The New Oxford Shakespeare reveals the Bard had a collaborator

25 November 2016

After years of research, OUP’s The New Oxford Shakespeare is the first edition of Shakespeare’s Complete Works to identify Christopher Marlowe as co-author of Henry VI parts one, two, and three.

All conclusions about authorship are endorsed by five leading specialists in the field, and are a result of a decade-long research initiative, The New Oxford Shakespeare project; the culmination of which coincides with the 400th anniversary of Shakespeare’s death. Work undertaken by the Press as part of this project uses the latest textual and theatrical studies to present a new consideration of Shakespeare’s works.

Gary Taylor, General Editor of The New Oxford Shakespeare, explained how new techniques have improved research: “Shakespeare has now fully entered the era of Big Data.
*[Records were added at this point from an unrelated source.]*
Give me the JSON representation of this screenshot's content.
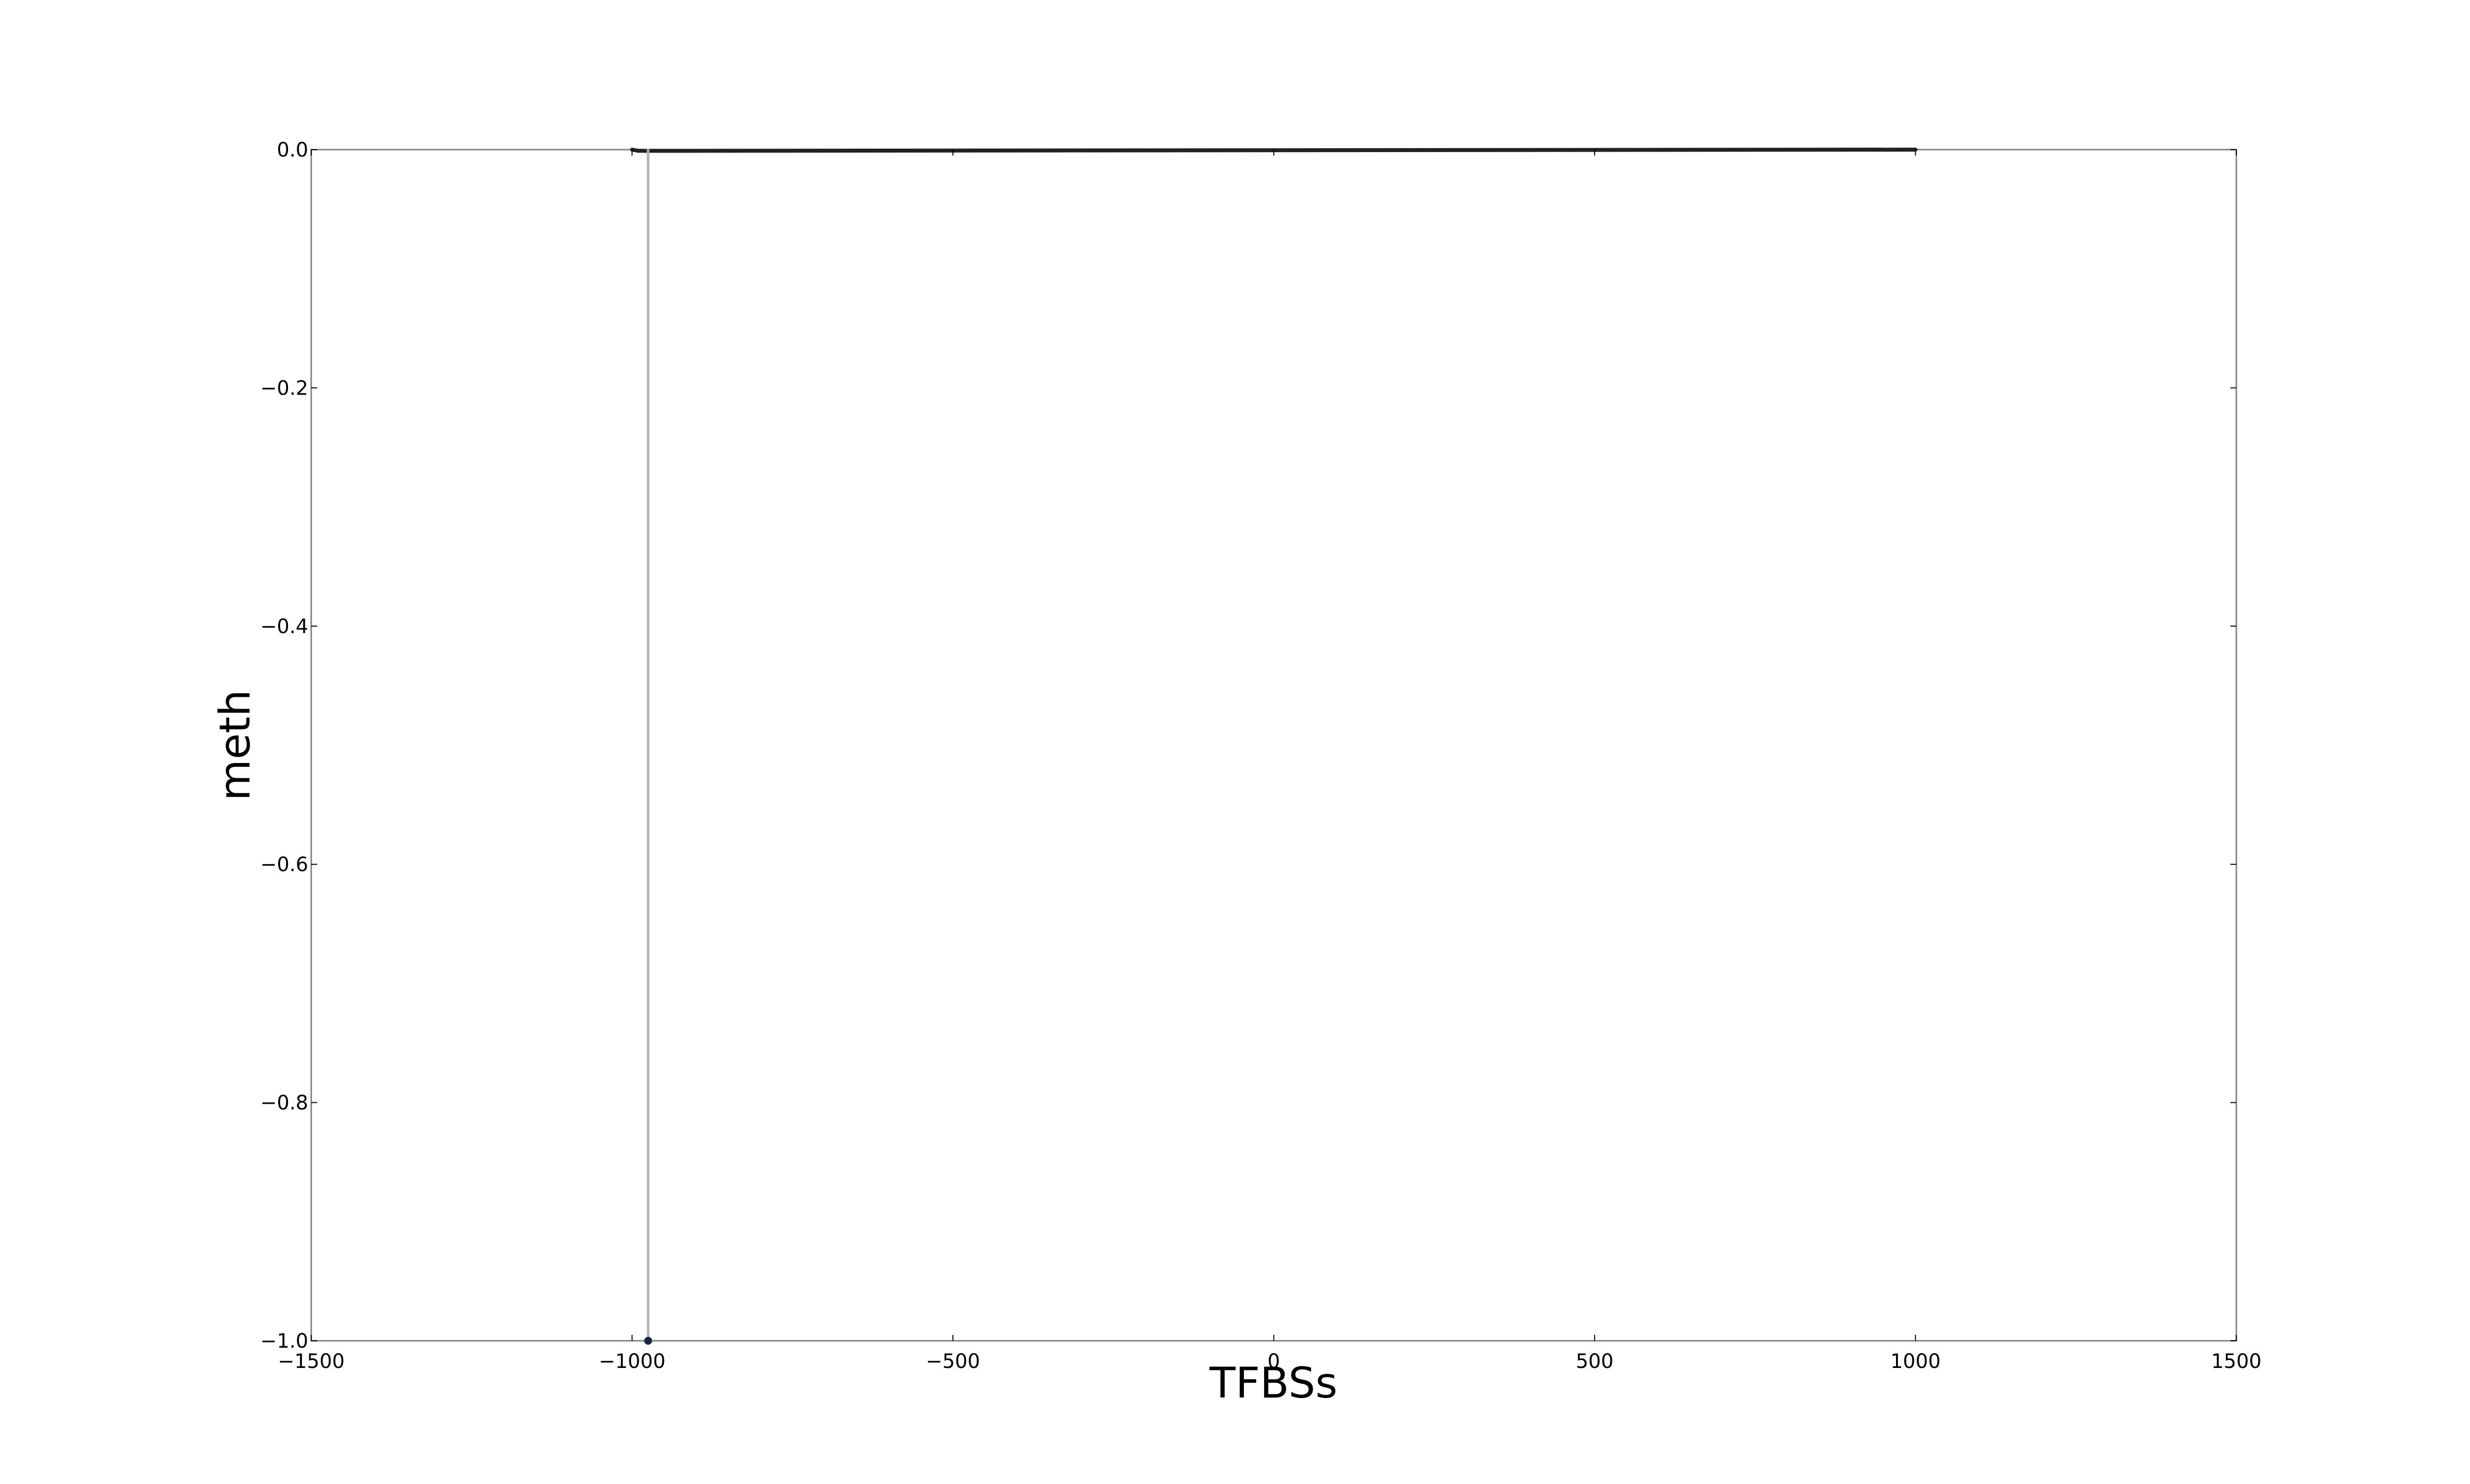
{
  "chart_data": {
    "type": "line",
    "title": "",
    "xlabel": "TFBSs",
    "ylabel": "meth",
    "xlim": [
      -1500,
      1500
    ],
    "ylim": [
      -1.0,
      0.0
    ],
    "x_ticks": [
      -1500,
      -1000,
      -500,
      0,
      500,
      1000,
      1500
    ],
    "x_tick_labels": [
      "−1500",
      "−1000",
      "−500",
      "0",
      "500",
      "1000",
      "1500"
    ],
    "y_ticks": [
      0.0,
      -0.2,
      -0.4,
      -0.6,
      -0.8,
      -1.0
    ],
    "y_tick_labels": [
      "0.0",
      "−0.2",
      "−0.4",
      "−0.6",
      "−0.8",
      "−1.0"
    ],
    "grid": false,
    "legend": "none",
    "series": [
      {
        "color": "#222222",
        "x": [
          -1000,
          -990,
          1000
        ],
        "y": [
          0.0,
          -0.001,
          0.0
        ]
      },
      {
        "color": "#b0b0b0",
        "x": [
          -975,
          -975
        ],
        "y": [
          0.0,
          -1.0
        ]
      }
    ],
    "markers": [
      {
        "x": -975,
        "y": -1.0,
        "color": "#1a2540"
      }
    ]
  }
}
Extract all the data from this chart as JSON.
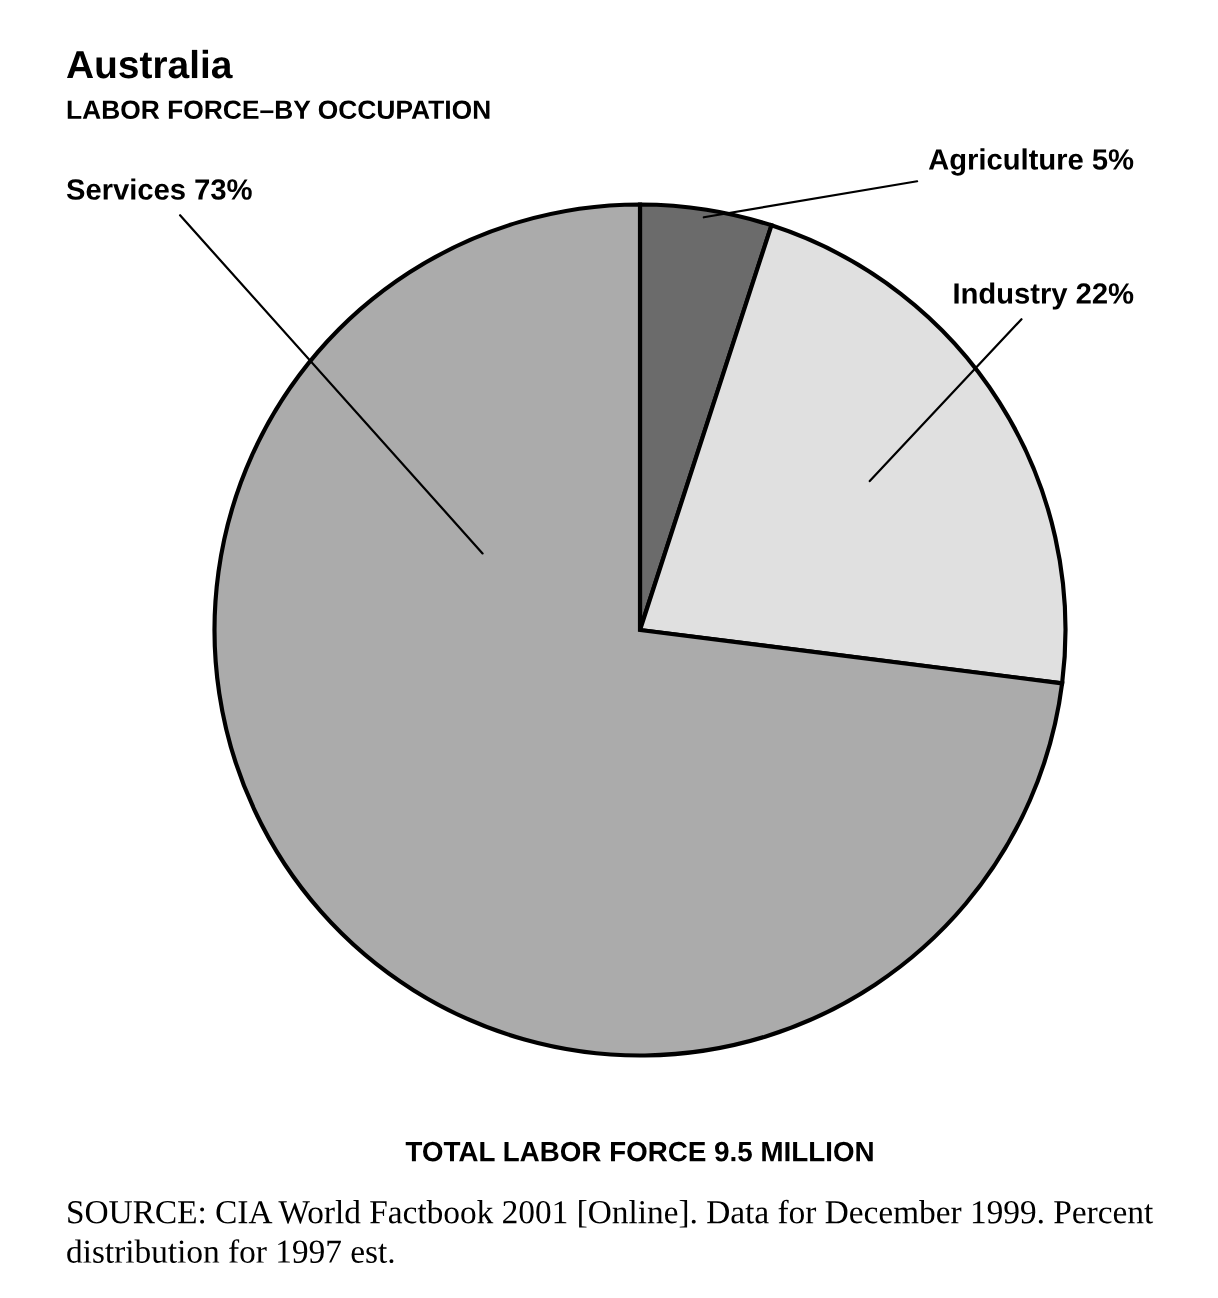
{
  "chart_data": {
    "type": "pie",
    "title": "Australia",
    "subtitle": "LABOR FORCE–BY OCCUPATION",
    "categories": [
      "Agriculture",
      "Industry",
      "Services"
    ],
    "values": [
      5,
      22,
      73
    ],
    "colors": [
      "#6b6b6b",
      "#e0e0e0",
      "#ababab"
    ],
    "value_labels": [
      "5%",
      "22%",
      "73%"
    ],
    "annotations": [
      "TOTAL LABOR FORCE 9.5 MILLION",
      "SOURCE: CIA World Factbook 2001 [Online]. Data for December 1999. Percent distribution for 1997 est."
    ]
  }
}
Earlier attempts to answer all these questions about Shakespeare's collaborative work have been limited to intuitions, or to hand counts of a small number of features. We can now situate Shakespeare within large digital databases of almost all extant early modern plays, and almost all early modern printed poetry and literary prose. This makes it possible to distinguish, more precisely and more confidently, Shakespeare's stylistic identity from that of his fellow playwrights."

OUP has a longstanding history when it comes to publishing the works of Shakespeare. In 1743, Sir Thomas Hanmer, former Speaker of the House of Commons, worked on an edition, which became the fastest-selling title in Oxford’s history. Since then, OUP’s Shakespeare catalogue has evolved to span both academic and education materials.

In 1916 the Press’ Shakespeare’s England marked the 300th anniversary of the Bard’s death; while this year’s celebratory publishing includes David and Ben Crystal’s Oxford Illustrated Shakespeare Dictionary (honoured with a Falstaff Award); The Oxford Dictionary of Original Shakespearean Pronunciation by David Crystal; John Kerrigan’s Shakespeare’s Binding Language; and Shakespeare’s First Folio by Emma Smith. The Illuminating Shakespeare website provides free resources and publications, while a collaboration with the Royal Shakespeare Company resulted in the RSC School Shakespeare series for 11–14 year olds.